Somando o custo de cada ingrediente na porção usada, você chega ao custo direto do prato. Esse número é a base de qualquer decisão de preço.

Inclua os custos que não aparecem no prato

Além dos ingredientes, existem gastos que sustentam a operação mas não aparecem diretamente na ficha técnica: energia, gás, embalagens de venda, parte do salário da equipe e outras despesas fixas do negócio. Uma forma prática de considerar isso é aplicar um percentual sobre o custo direto do prato, definido a partir do total dessas despesas dividido pelo volume de vendas do período.
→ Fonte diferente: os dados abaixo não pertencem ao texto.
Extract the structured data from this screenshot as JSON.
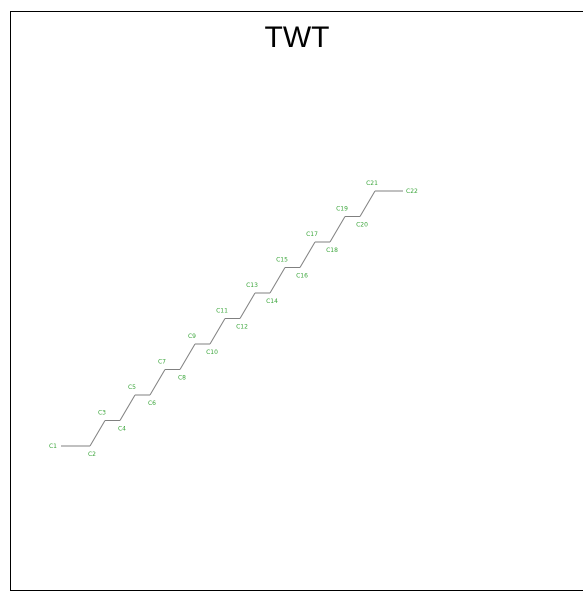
{
  "title": "TWT",
  "colors": {
    "bond": "#808080",
    "label": "#3aa53a",
    "title": "#000000",
    "frame": "#000000"
  },
  "atoms": [
    {
      "label": "C1",
      "label_side": "left"
    },
    {
      "label": "C2",
      "label_side": "below"
    },
    {
      "label": "C3",
      "label_side": "above"
    },
    {
      "label": "C4",
      "label_side": "below"
    },
    {
      "label": "C5",
      "label_side": "above"
    },
    {
      "label": "C6",
      "label_side": "below"
    },
    {
      "label": "C7",
      "label_side": "above"
    },
    {
      "label": "C8",
      "label_side": "below"
    },
    {
      "label": "C9",
      "label_side": "above"
    },
    {
      "label": "C10",
      "label_side": "below"
    },
    {
      "label": "C11",
      "label_side": "above"
    },
    {
      "label": "C12",
      "label_side": "below"
    },
    {
      "label": "C13",
      "label_side": "above"
    },
    {
      "label": "C14",
      "label_side": "below"
    },
    {
      "label": "C15",
      "label_side": "above"
    },
    {
      "label": "C16",
      "label_side": "below"
    },
    {
      "label": "C17",
      "label_side": "above"
    },
    {
      "label": "C18",
      "label_side": "below"
    },
    {
      "label": "C19",
      "label_side": "above"
    },
    {
      "label": "C20",
      "label_side": "below"
    },
    {
      "label": "C21",
      "label_side": "above"
    },
    {
      "label": "C22",
      "label_side": "right"
    }
  ],
  "bonds": [
    [
      "C1",
      "C2"
    ],
    [
      "C2",
      "C3"
    ],
    [
      "C3",
      "C4"
    ],
    [
      "C4",
      "C5"
    ],
    [
      "C5",
      "C6"
    ],
    [
      "C6",
      "C7"
    ],
    [
      "C7",
      "C8"
    ],
    [
      "C8",
      "C9"
    ],
    [
      "C9",
      "C10"
    ],
    [
      "C10",
      "C11"
    ],
    [
      "C11",
      "C12"
    ],
    [
      "C12",
      "C13"
    ],
    [
      "C13",
      "C14"
    ],
    [
      "C14",
      "C15"
    ],
    [
      "C15",
      "C16"
    ],
    [
      "C16",
      "C17"
    ],
    [
      "C17",
      "C18"
    ],
    [
      "C18",
      "C19"
    ],
    [
      "C19",
      "C20"
    ],
    [
      "C20",
      "C21"
    ],
    [
      "C21",
      "C22"
    ]
  ]
}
Esse percentual pode ser ajustado com o tempo, conforme você acompanha os números reais da operação, mas já evita o erro de precificar olhando só o ingrediente.

Defina a margem antes de fechar o preço

Com o custo total em mãos, é hora de decidir qual margem faz sentido para aquele prato. Pratos com ingredientes mais caros costumam ter margem percentual menor, enquanto itens mais simples podem sustentar uma margem maior sem ficar fora da realidade do cliente. Olhar o cardápio como um conjunto, e não prato por prato isoladamente, ajuda a equilibrar essa diferença.
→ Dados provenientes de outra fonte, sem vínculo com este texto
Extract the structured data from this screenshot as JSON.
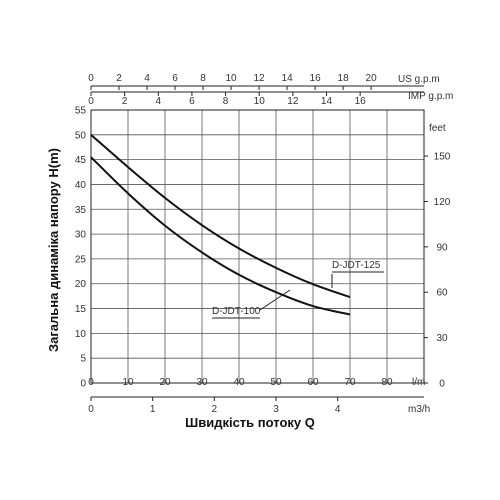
{
  "chart_data": {
    "type": "line",
    "x": {
      "label": "l/m",
      "ticks": [
        "0",
        "10",
        "20",
        "30",
        "40",
        "50",
        "60",
        "70",
        "80"
      ],
      "range": [
        0,
        90
      ]
    },
    "y": {
      "title": "Загальна динаміка напору H(m)",
      "ticks": [
        "0",
        "5",
        "10",
        "15",
        "20",
        "25",
        "30",
        "35",
        "40",
        "45",
        "50",
        "55"
      ],
      "range": [
        0,
        55
      ]
    },
    "y_right": {
      "label": "feet",
      "ticks": [
        "0",
        "30",
        "60",
        "90",
        "120",
        "150"
      ]
    },
    "x_top_us": {
      "label": "US g.p.m",
      "ticks": [
        "0",
        "2",
        "4",
        "6",
        "8",
        "10",
        "12",
        "14",
        "16",
        "18",
        "20"
      ]
    },
    "x_top_imp": {
      "label": "IMP g.p.m",
      "ticks": [
        "0",
        "2",
        "4",
        "6",
        "8",
        "10",
        "12",
        "14",
        "16"
      ]
    },
    "x_bottom_m3h": {
      "label": "m3/h",
      "ticks": [
        "0",
        "1",
        "2",
        "3",
        "4"
      ]
    },
    "xlabel": "Швидкість потоку Q",
    "grid": true,
    "series": [
      {
        "name": "D-JDT-125",
        "x": [
          0,
          10,
          20,
          30,
          40,
          50,
          60,
          70
        ],
        "y": [
          50,
          43.5,
          37.3,
          31.8,
          27.1,
          23.2,
          19.9,
          17.3
        ]
      },
      {
        "name": "D-JDT-100",
        "x": [
          0,
          10,
          20,
          30,
          40,
          50,
          60,
          70
        ],
        "y": [
          45.5,
          38.2,
          31.7,
          26.3,
          21.8,
          18.3,
          15.5,
          13.8
        ]
      }
    ]
  }
}
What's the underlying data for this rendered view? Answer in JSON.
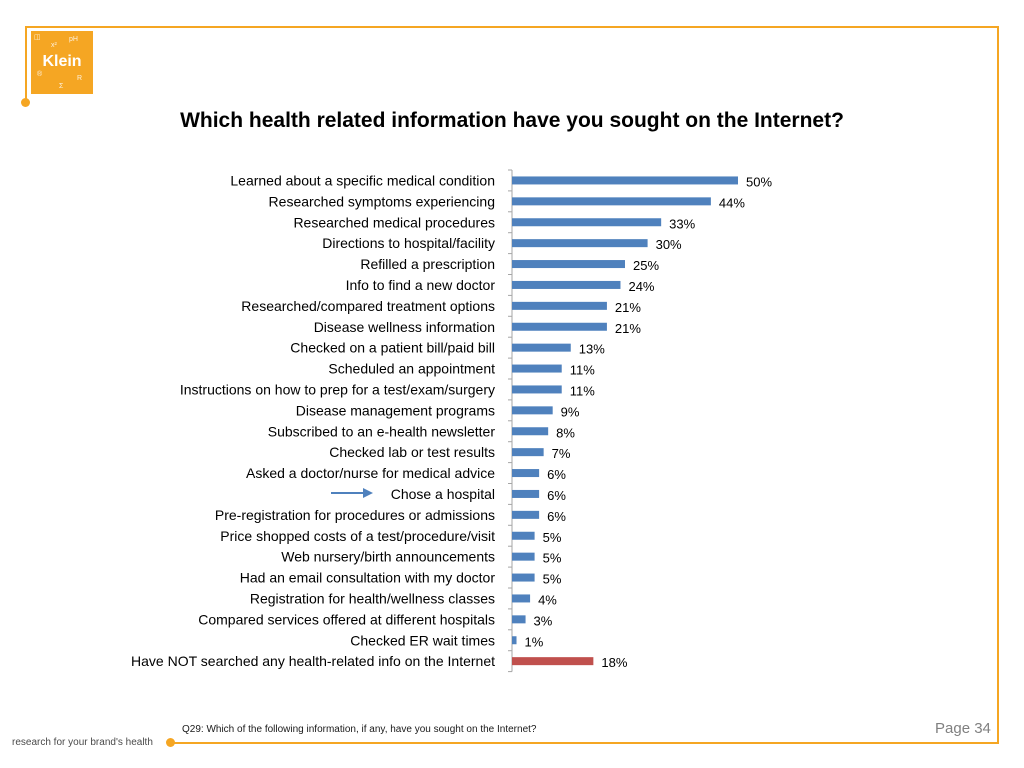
{
  "brand": {
    "logo_text": "Klein",
    "tagline": "research for your brand's health",
    "accent_color": "#f5a623"
  },
  "page": {
    "number_label": "Page 34",
    "footnote": "Q29: Which of the following information, if any, have you sought on the Internet?"
  },
  "chart_data": {
    "type": "bar",
    "orientation": "horizontal",
    "title": "Which health related information have you sought on the Internet?",
    "xlabel": "",
    "ylabel": "",
    "xlim": [
      0,
      50
    ],
    "grid": false,
    "value_suffix": "%",
    "categories": [
      "Learned about a specific medical condition",
      "Researched symptoms experiencing",
      "Researched medical procedures",
      "Directions to hospital/facility",
      "Refilled a prescription",
      "Info to find a new doctor",
      "Researched/compared treatment options",
      "Disease wellness information",
      "Checked on a patient bill/paid bill",
      "Scheduled an appointment",
      "Instructions on how to prep for a test/exam/surgery",
      "Disease management programs",
      "Subscribed to an e-health newsletter",
      "Checked lab or test results",
      "Asked a doctor/nurse for medical advice",
      "Chose a hospital",
      "Pre-registration for procedures or admissions",
      "Price shopped costs of a test/procedure/visit",
      "Web nursery/birth announcements",
      "Had an email consultation with my doctor",
      "Registration for health/wellness classes",
      "Compared services offered at different hospitals",
      "Checked ER wait times",
      "Have NOT searched any health-related info on the Internet"
    ],
    "values": [
      50,
      44,
      33,
      30,
      25,
      24,
      21,
      21,
      13,
      11,
      11,
      9,
      8,
      7,
      6,
      6,
      6,
      5,
      5,
      5,
      4,
      3,
      1,
      18
    ],
    "highlighted_category": "Chose a hospital",
    "colors": {
      "bar": "#4f81bd",
      "bar_negative": "#c0504d",
      "arrow": "#4f81bd"
    }
  }
}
Revisar esse cálculo periodicamente é importante, porque o custo dos insumos muda ao longo do ano e um preço definido há alguns meses pode já não refletir a realidade atual de compra.

Transforme o cálculo em rotina

Levantar o custo real de cada prato não precisa ser um projeto complexo. Escolher alguns itens do cardápio por vez, montar a ficha técnica e revisar os valores a cada poucos meses já traz mais segurança para a hora de definir ou ajustar um preço.